The trend of smaller business spaces has also shaped the commercial real estate sector with more landlords in urban areas opting to partition their spaces into smaller stalls, rather than renting out large rooms as was previously the norm.
James Mwangi, a landlord said that he used to rent out his rooms, but the returns were not as promising as he had hoped, he realized that the demand for smaller retail spaces was rising.
"I noticed that businesses nowadays prefer more compact spaces that better suit their specific requirements. By dividing the rent shops into smaller stalls, I was able to accommodate multiple tenants, diversify my rental income, and attract a wider range of entrepreneurs," he said.

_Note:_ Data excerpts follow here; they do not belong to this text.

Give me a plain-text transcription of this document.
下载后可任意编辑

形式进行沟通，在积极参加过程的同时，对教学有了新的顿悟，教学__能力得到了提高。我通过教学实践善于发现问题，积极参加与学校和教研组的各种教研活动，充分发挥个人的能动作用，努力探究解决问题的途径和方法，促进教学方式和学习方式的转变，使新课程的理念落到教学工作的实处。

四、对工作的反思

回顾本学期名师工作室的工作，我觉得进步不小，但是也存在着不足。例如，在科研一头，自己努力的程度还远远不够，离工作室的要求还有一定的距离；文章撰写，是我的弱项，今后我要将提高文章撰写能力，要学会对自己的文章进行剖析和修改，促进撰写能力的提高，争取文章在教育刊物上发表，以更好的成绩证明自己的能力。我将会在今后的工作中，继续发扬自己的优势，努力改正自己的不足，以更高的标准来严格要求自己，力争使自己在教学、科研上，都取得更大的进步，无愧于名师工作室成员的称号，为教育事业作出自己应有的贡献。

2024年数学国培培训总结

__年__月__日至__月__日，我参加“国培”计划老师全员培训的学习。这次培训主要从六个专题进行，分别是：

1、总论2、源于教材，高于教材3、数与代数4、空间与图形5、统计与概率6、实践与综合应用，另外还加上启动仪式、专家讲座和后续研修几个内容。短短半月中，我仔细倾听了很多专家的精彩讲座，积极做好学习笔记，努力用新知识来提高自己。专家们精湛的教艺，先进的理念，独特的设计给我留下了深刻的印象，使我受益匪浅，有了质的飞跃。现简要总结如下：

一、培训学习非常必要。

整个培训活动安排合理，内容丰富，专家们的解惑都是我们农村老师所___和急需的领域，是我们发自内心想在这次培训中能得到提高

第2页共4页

“Smaller, independent retailers are looking for affordable rental options that allow them to test their business models without incurring prohibitive overhead costs,” he added.
Mwangi added that by dividing larger retail spaces into smaller stalls or 'micro-retail' units, landlords can respond to the needs of smaller businesses while maximising rental revenue.
"Embracing the concept of 'micro-retail' units, landlords are revolutionizing the rental market by dividing larger retail spaces into smaller stalls. This innovative approach not only caters to the needs of smaller businesses but also maximises rental revenue, creating a win-win solution for landlords and tenants alike,” he said.